Carl, Kermit, Wesley i Mark. Wszyscy biali, wszyscy około pięćdziesiątki, wszyscy przyznają się do winy.
No i jestem ja. Malcolm Bannister, czarny, lat czterdzieści trzy, skazany za coś, o czym nawet nie miałem pojęcia.
W tej chwili jestem jedynym czarnoskórym we Frostburgu, który odbywa karę za przestępstwo typowe dla białych kołnierzyków. Niezłe wyróżnienie.
W moim Czarnym Gangu sprawy nie są tak jasno określone. Większość chłopaków pochodzi z Waszyngtonu i Baltimore, siedzą za narkotyki. Gdy stąd wyjdą, wrócą na ulice swoich miast, a ich szansa na uniknięcie ponownej wpadki wyniesie dwadzieścia procent. Nie mają wykształcenia, nie mają zawodu i są już notowani. Jak może im się powieść w normalnym życiu?

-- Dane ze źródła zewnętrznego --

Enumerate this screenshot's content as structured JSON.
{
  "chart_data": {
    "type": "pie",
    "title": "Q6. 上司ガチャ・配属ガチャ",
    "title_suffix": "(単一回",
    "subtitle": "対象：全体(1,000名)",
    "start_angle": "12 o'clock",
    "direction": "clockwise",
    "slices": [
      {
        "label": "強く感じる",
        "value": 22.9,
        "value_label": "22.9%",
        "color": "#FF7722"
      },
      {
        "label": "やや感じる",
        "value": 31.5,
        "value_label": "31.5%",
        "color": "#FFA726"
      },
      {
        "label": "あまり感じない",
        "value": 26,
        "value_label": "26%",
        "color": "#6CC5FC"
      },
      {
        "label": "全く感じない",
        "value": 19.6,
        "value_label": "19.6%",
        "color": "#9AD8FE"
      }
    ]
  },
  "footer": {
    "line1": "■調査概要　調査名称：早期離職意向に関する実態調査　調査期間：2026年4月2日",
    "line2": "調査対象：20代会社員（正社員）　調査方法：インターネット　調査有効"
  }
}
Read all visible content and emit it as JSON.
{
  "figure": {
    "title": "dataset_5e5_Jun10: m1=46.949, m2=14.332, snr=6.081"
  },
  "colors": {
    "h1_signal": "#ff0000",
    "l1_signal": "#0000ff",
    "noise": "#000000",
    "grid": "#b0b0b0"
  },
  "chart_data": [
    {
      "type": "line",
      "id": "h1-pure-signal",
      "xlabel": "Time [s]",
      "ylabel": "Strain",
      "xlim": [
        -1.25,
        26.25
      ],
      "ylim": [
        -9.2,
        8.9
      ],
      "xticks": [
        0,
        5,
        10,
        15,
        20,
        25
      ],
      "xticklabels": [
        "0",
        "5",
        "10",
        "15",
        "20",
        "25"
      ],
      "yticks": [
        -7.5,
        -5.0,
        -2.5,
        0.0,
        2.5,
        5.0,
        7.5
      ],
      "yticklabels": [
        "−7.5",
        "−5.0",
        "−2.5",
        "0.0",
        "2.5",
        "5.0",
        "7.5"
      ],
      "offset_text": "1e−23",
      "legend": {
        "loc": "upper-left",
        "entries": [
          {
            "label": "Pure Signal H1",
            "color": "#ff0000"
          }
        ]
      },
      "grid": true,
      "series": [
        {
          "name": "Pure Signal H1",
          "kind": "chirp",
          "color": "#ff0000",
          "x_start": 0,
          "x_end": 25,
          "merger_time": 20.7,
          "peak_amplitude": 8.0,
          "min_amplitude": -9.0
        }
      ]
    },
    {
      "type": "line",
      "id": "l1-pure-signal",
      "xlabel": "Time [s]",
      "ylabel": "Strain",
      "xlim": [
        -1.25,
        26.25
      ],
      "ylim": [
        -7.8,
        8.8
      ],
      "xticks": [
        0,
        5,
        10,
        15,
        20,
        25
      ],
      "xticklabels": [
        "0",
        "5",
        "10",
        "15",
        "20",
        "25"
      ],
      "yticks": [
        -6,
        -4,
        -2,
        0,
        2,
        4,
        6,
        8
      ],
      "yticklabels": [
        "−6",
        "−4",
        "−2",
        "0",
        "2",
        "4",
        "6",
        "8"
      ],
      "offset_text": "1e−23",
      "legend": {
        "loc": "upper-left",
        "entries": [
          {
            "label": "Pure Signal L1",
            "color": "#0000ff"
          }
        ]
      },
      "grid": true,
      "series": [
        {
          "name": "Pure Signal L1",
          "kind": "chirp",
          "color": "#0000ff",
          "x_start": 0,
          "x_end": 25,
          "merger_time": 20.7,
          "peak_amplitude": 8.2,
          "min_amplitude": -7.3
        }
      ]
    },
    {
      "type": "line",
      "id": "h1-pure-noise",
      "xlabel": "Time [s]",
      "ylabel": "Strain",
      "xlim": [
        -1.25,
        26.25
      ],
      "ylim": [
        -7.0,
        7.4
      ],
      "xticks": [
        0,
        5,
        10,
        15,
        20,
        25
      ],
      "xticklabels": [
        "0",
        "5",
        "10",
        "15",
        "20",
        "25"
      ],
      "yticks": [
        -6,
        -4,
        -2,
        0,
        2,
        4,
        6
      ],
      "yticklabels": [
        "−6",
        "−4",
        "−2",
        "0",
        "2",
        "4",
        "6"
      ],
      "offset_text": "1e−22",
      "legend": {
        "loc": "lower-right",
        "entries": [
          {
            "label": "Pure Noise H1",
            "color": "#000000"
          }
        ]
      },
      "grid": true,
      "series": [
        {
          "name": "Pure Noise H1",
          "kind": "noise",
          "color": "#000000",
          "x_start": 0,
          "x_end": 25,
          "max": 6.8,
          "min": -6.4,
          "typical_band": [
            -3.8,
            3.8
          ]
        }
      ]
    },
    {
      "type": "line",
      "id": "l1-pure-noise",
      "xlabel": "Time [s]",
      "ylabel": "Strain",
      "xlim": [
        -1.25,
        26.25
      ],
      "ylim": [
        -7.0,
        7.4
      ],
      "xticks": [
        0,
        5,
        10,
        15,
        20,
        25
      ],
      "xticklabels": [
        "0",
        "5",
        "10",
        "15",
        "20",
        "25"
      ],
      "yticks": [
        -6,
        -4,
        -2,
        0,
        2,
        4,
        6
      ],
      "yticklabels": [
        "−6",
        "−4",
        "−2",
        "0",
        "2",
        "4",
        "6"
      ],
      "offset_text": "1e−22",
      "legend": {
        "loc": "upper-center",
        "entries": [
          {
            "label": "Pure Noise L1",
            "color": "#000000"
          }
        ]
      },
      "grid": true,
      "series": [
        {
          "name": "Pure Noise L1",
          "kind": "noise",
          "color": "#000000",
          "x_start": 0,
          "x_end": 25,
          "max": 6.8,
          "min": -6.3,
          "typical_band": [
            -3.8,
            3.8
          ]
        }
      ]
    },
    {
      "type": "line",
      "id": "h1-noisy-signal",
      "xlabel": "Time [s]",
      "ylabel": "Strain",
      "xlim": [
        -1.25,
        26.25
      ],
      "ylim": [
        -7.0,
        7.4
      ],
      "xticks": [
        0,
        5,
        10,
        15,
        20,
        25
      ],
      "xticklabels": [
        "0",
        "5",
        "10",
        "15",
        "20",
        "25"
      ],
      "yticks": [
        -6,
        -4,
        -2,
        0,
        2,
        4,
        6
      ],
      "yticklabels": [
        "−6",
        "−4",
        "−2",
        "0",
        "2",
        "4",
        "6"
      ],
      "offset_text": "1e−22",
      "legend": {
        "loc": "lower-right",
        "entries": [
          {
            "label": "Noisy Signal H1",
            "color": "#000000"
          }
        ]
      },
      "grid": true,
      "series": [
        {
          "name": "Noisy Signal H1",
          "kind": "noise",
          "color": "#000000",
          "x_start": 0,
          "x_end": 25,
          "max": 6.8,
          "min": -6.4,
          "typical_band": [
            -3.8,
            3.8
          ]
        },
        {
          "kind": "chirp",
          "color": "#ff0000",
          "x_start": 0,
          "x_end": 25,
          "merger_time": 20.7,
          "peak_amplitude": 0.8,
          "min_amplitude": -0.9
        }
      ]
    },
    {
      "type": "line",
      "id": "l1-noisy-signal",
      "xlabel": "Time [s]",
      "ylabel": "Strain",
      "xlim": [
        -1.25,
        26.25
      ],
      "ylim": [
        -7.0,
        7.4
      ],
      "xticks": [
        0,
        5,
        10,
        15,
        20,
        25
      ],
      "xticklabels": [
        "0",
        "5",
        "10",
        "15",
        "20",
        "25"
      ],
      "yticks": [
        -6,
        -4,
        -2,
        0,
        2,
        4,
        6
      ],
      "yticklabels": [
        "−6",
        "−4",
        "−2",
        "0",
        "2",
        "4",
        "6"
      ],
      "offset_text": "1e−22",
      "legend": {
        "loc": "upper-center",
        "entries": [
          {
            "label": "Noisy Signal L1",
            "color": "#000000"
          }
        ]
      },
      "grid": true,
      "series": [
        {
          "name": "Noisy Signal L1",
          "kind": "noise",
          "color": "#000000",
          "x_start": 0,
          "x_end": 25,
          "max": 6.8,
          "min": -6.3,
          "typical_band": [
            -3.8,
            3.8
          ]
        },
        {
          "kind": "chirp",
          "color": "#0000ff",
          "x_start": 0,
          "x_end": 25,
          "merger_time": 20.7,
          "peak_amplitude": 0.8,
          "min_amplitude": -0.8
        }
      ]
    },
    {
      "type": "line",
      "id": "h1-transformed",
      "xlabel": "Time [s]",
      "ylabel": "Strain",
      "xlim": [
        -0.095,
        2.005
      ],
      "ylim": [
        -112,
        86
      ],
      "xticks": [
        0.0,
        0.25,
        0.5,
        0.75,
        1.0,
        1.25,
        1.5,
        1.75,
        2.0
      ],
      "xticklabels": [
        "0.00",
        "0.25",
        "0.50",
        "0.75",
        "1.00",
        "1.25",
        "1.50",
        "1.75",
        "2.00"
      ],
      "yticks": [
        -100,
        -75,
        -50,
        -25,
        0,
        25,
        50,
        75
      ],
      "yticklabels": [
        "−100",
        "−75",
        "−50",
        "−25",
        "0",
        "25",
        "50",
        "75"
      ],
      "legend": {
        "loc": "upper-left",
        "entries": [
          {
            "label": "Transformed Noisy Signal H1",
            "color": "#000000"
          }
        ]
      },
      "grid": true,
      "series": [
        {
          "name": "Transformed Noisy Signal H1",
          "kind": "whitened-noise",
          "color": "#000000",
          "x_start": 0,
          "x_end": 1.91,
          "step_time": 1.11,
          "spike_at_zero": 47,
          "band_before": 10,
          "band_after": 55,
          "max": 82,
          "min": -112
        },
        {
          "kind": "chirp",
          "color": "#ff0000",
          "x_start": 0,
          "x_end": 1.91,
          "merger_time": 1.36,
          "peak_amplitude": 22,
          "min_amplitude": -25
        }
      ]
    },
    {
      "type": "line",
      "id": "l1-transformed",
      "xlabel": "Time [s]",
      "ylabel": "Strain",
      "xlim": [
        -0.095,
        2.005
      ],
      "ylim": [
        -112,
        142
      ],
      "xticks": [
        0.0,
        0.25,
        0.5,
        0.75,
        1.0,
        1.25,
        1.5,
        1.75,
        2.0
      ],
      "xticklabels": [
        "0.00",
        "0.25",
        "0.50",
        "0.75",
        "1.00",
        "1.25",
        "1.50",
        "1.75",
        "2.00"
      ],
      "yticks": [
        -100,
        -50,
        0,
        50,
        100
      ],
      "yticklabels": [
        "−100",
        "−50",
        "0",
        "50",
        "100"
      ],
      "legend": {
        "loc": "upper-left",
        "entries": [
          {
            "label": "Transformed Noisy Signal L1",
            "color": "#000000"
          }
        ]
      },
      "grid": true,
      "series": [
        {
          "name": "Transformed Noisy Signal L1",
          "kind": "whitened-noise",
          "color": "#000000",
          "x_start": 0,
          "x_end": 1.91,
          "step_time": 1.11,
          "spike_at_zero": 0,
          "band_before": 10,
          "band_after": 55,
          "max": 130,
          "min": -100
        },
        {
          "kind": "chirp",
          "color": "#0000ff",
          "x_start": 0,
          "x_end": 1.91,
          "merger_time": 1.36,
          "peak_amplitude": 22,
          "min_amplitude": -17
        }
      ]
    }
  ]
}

Tak naprawdę nie ma u nas gangów ani przemocy. Jeśli wdasz się w bójkę albo będziesz komuś groził, po prostu cię stąd zabiorą i umieszczą w znacznie gorszym zakładzie. Wybucha mnóstwo kłótni, głównie przy oglądaniu telewizji, ale jeszcze nie widziałem, żeby ktoś kogoś uderzył. Wielu tutejszych więźniów ma za sobą wyroki w więzieniach stanowych i ich opowieści bywają przerażające. Nikt nie chciałby zmieniać miejsca pobytu.
Dlatego zachowujemy się przyzwoicie i liczymy dni. Dla białych kołnierzyków pobyt w więzieniu to upokorzenie i utrata pozycji, stylu życia, statusu. Dla czarnych jest tu bezpieczniej niż tam, skąd się wywodzą i dokąd wrócą. Odsiadka to tylko kolejny punkt odhaczony na karcie przestępcy. A także kolejny krok na drodze do kariery kryminalisty.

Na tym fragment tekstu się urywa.